Effectif total 2100 (2011)
Doctorants 258
Site web http://www.onera.fr
Souffleries de Modane-Avrieux

L’Office national d'études et de recherches aérospatiales (ONERA) est le principal centre de recherche français dans le domaine de l'aérospatiale. Il réalise des études à portée pratique soit à son initiative soit à la demande de l'industrie aéronautique et spatiale. Cet établissement public à caractère industriel et commercial (EPIC) emploie environ 2 100 personnes dont une majorité de chercheurs, ingénieurs et techniciens répartis sur 8 sites. L'ONERA dispose de moyens d'essais et de calcul importants notamment le plus important parc de souffleries d'Europe.

Le président de l'ONERA est nommé en conseil des ministres sur proposition du ministre de la Défense. De mai 2003 à août 2013, son président fut Denis Maugars[1].

Historique[modifier | modifier le code]

L'ONERA a été créé sous ce nom en mai 1946, peu après la fin de la Seconde Guerre mondiale, afin de relancer la recherche aéronautique restée en sommeil en France durant l'occupation allemande. Il est créé sous l'insistance de Frédéric Joliot-Curie par décret du ministre communiste de l'armement Charles Tillon qui nomme son directeur de cabinet René Jugeau comme premier directeur général de l'ONERA[2]. Cette création correspond à la décision du gouvernement de récupérer, en tant que prise de guerre, et de déplacer en France la grande soufflerie allemande d'Ötztal se trouvant dans la zone d'administration française. L'ONERA détient ainsi un parc diversifié de souffleries qui constitue un des atouts de l'ONERA et est le plus important d'Europe[3].

René Jugeau est remplacé par Maurice Roy en 1949 en raison de désaccord avec son autorité de tutelle sur le financement de l'organisme. Lucien Malavard prend la direction de l'ONERA en 1962, puis Paul Germain lui succède l'année suivante. Il est remplacé par Raymond Castaing en 1968[4]. Dans les années 1950 et 1960 l'ONERA participe à la mise au point des techniques nouvelles nécessaires à la mise au point des hélicoptères, des missiles et des moteurs en particulier dans le domaine de la propulsion supersonique et hypersonique. Il accompagne la forte croissance de l'industrie aérospatiale française qui donne naissance à cette époque aux chasseurs Mirage, au transporteur supersonique Concorde, aux avions du constructeur Airbus et aux lanceurs Ariane.
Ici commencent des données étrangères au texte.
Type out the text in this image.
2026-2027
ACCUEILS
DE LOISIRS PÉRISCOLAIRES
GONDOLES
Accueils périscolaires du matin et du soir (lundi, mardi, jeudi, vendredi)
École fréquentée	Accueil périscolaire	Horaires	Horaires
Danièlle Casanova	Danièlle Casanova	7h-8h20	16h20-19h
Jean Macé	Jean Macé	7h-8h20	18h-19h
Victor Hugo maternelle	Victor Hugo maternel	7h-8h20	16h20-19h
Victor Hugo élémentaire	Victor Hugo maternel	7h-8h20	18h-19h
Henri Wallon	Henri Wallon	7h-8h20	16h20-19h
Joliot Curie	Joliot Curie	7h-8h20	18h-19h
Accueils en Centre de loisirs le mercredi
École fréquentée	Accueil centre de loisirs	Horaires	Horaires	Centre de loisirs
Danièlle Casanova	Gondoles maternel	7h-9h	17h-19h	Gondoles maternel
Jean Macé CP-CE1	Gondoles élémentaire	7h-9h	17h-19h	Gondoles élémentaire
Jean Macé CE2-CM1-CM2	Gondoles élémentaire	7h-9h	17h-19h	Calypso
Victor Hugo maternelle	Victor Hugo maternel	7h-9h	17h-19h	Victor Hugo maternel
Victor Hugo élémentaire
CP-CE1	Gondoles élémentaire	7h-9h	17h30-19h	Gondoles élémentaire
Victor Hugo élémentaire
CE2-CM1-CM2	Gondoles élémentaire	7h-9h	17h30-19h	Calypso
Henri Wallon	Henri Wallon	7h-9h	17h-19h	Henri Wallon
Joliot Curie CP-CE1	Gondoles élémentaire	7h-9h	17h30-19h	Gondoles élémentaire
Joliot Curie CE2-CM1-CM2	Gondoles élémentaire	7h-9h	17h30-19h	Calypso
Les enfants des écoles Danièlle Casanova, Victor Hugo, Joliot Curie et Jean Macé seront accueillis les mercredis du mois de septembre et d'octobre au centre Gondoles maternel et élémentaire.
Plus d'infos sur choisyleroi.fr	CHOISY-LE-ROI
Jusqu'en 1963, ONERA est l'acronyme pour « Office national d'études et de recherches aéronautiques ». Le nom est ensuite changé pour « Office national d’études et de recherches aérospatiales ». En janvier 2007, pour répondre à une volonté de visibilité internationale plus grande, le centre de recherche adopte la dénomination « ONERA : The French Aerospace Lab » (en français : « ONERA : Le laboratoire aérospatial français ») et se dote d'une signature de marque : « Retour sur innovation ».

Missions[modifier | modifier le code]

La vocation de l'ONERA est de soutenir par la recherche et l'innovation l'industrie aérospatiale nationale et européenne. Parmi les clients-partenaires de l'ONERA, on trouve les grandes sociétés du secteur comme EADS (avec Airbus, Eurocopter, Astrium), Safran (avec Snecma, Herakles, Turbomeca, Sagem), Dassault Aviation, Thales… mais également les PME-PMI qui sont encouragées à profiter de l'expertise des ingénieurs de l'ONERA et à bénéficier d'opportunités en matière de transfert de technologies. L'ONERA mène également sur fonds propres des recherches dans un cadre plus prospectif, afin d'anticiper les besoins technologiques futurs. Il se consacre à la recherche scientifique, par exemple en aérodynamique pour des applications concrètes en aéronautique, pour la conception de lanceurs, ou pour de nouvelles technologies de défense (les drones). Dans le domaine spatial, l'ONERA effectue des recherches pour le compte des agences spatiales tant française (Centre national d'études spatiales) qu'européenne (Agence spatiale européenne) ainsi que dans le domaine de la défense, pour la Direction générale de l'armement. L'activité se répartit entre les débouchés civil (1/3), militaire (1/3) et mixte (1/3)[5].

Domaines de recherche[modifier | modifier le code]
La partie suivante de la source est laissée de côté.